James Tomlinson

Personal information
- Nationality: British (Welsh)
- Born: 11 January 2000 (age 26)

Sport
- Sport: Athletics
- Event: Discus
- Club: Birchfield Harriers

Achievements and titles
- Personal best: Discus: 63.18 m (2026)

Medal record
Men's athletics
Representing Wales
Commonwealth Youth Games
| Silver medal – second place | 2017 Nassau | Discus |

= James Tomlinson (discus thrower) =

British discus thrower (born 2000)

James Tomlinson (born 11 January 2000) is a British discus thrower from Wales. A successful junior, he is the British under-18 record holder.

==Biography==
From Pembroke Dock, Tomlinson took up discus as a junior athlete and won his first Wales Schools Championship in 2014. He qualified for the World U18 Championships as a 15 year-old but was too young to be able to compete in the discipline.

He became the British under-18 discus record holder in 2017 while competing at Loughborough International, recording a distance of 63.48m with the 1.5 kg disc. He was a silver medalist behind Connor Bell of New Zealand at the 2017 Commonwealth Youth Games in the Bahamas, with a best measured throw of 60.11 metres, although suffered misfortunate when his final throw could not be measured after it struck a judge.

Tomlinson later attended Pembrokeshire College.

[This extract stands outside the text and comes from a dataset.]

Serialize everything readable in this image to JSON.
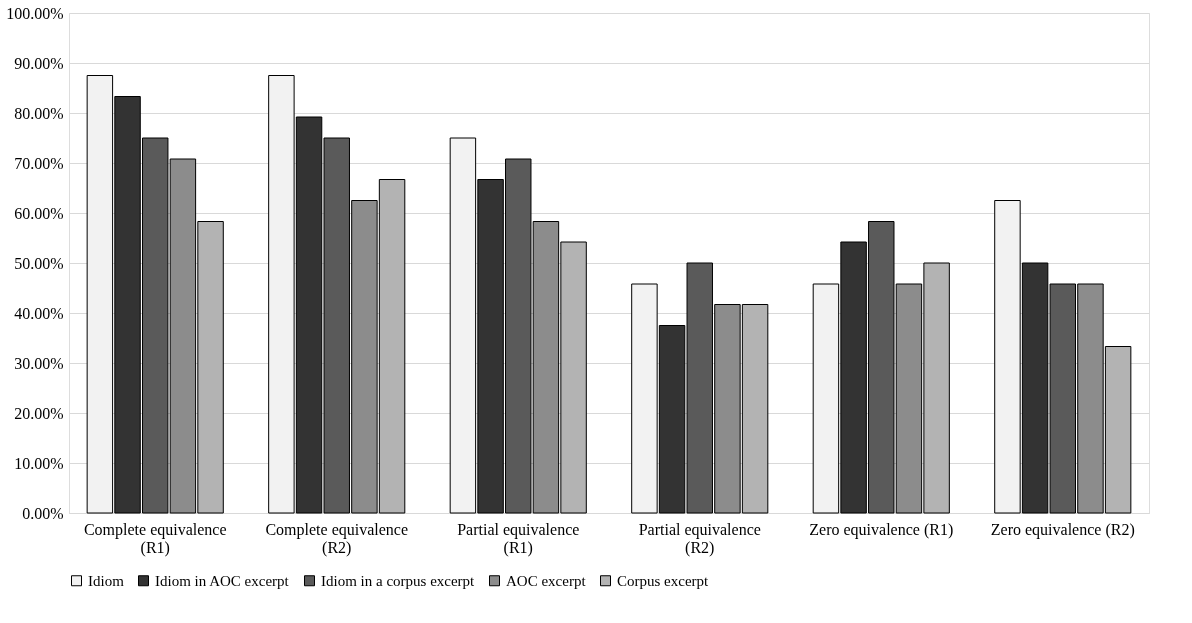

Competing for Pembrokeshire Harriers, Tomlinson broke the Welsh under-20 discus record at the Cardiff Throws Open with 60.24 metres in August 2019. Later that month, he then broke British under-20 discus record with 61.64 metres, surpassing the previous record of 60.46m that had been held by Brett Morse since 2008.

Later a member of Birchfield Harriers, he threw a personal best of 57.30 metres in 2023. He won the England Athletics senior championships in July 2024 in Birmingham with a best throw of 57.23 metres, and placed fourth that year at the 2024 British Athletics Championships in Manchester.

Competing in Ramona, Oklahoma at The Oklahoma Throws Series World Invitational event in April 2026, Tomlinson made a succession of throws that landed over 60 metres, first throwing 60.80 m before improving his best distance to 61.15 m, and then to a new personal best of 63.18 m. Tomlinson placed second competing for Wales in the discus at the 2026 Loughborough International in May.